The proposal championed by the United States and Sweden won approval in a 22-7 vote at the council. As many as 14 nations abstained, and four of the council’s 47 nations did not participate.
Iran and Pakistan echoed what has been a widely held view on the council that such posts are an unnecessary intrusion into their internal affairs.
“This politicizes the process,” said Pakistan’s U.N. Ambassador Zamir Akram, speaking for the Saudi-based Organization of the Islamic Conference, which represents most Muslim nations.
“As a matter of principle, Pakistan does not support country mandates,” he said. “No country in the world can claim to have an unblemished human rights record.”
But with the uprisings in North Africa and the Arab world, some of the governments that share Pakistan’s resistance to what it describes as outside meddling have been persuaded to take action against authoritarian leaders like Moammar Gadhafi.
The vote came after diplomats and observers said the council gained fresh legitimacy last month when it voted for the first time to ostracize one of its members — Libya — because of the regime’s abuse of its people. Iran, on the other hand, is not a member.
Donahoe also said that a new and U.N.-appointed independent investigator — known as a special rapporteur — could help the council figure out how to respond to U.N. Secretary-General Ban Ki-moon’s report on Iran last September. It concluded that Iranian authorities had engaged in “an intensified crackdown on human rights defenders, women’s rights activists, journalists, and government opponents.”

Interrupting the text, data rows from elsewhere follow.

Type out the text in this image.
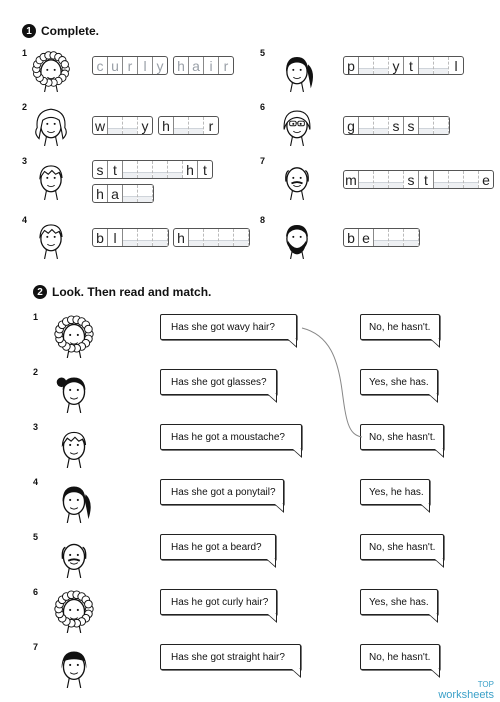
1 Complete.
1
c u r l y h a i r
2
w	y h	r
3
s t	h t
h a
4
b l	h
5
p	y t	l
6
g	s s
7
m	s t	e
8
b e
2 Look. Then read and match.
1
Has she got wavy hair?	No, he hasn't.
2
Has she got glasses?	Yes, she has.
3
Has he got a moustache?	No, she hasn't.
4
Has she got a ponytail?	Yes, he has.
5
Has he got a beard?	No, she hasn't.
6
Has he got curly hair?	Yes, she has.
7
Has she got straight hair?	No, he hasn't.
TOP
worksheets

She noted that the report also cited amputations, floggings and acts of torture carried out by the Iranian government, including sentencing men and women to death by stoning.
The U.N. has appointed dozens of independent special investigators, or rapporteurs, on topics ranging from torture and human trafficking to food security and cultural rights. It also has fewer than 10 such appointees for countries such as Myanmar, North Korea and Sudan.
“Country-specific special rapporteurs are used in extreme situations. Iran is one of those,” Donahoe told reporters after Thursday’s vote, which she called “a seminal moment” for the U.N. rights council created in 2006.
The United States won election to the council in May 2009, after the Obama administration reversed the previous Bush administration’s stance that there was nothing to be gained by taking part in an organization long dominated by adversarial developing nations and powers opposed to Israel.
“This membership has had nothing but a destructive role,” Iran’s U.N. Ambassador Seyed Mohammad Reza Sajjadi told the council before it voted, referring to U.S. participation on the council. Iran, he added, has an “inherent, genuine and deeply rooted” respect for human rights.
The council also voted separately 30-3 on Thursday to extend the mandate of its special human rights investigator on North Korea for another year. Eleven nations abstained from that vote, and three did not participate.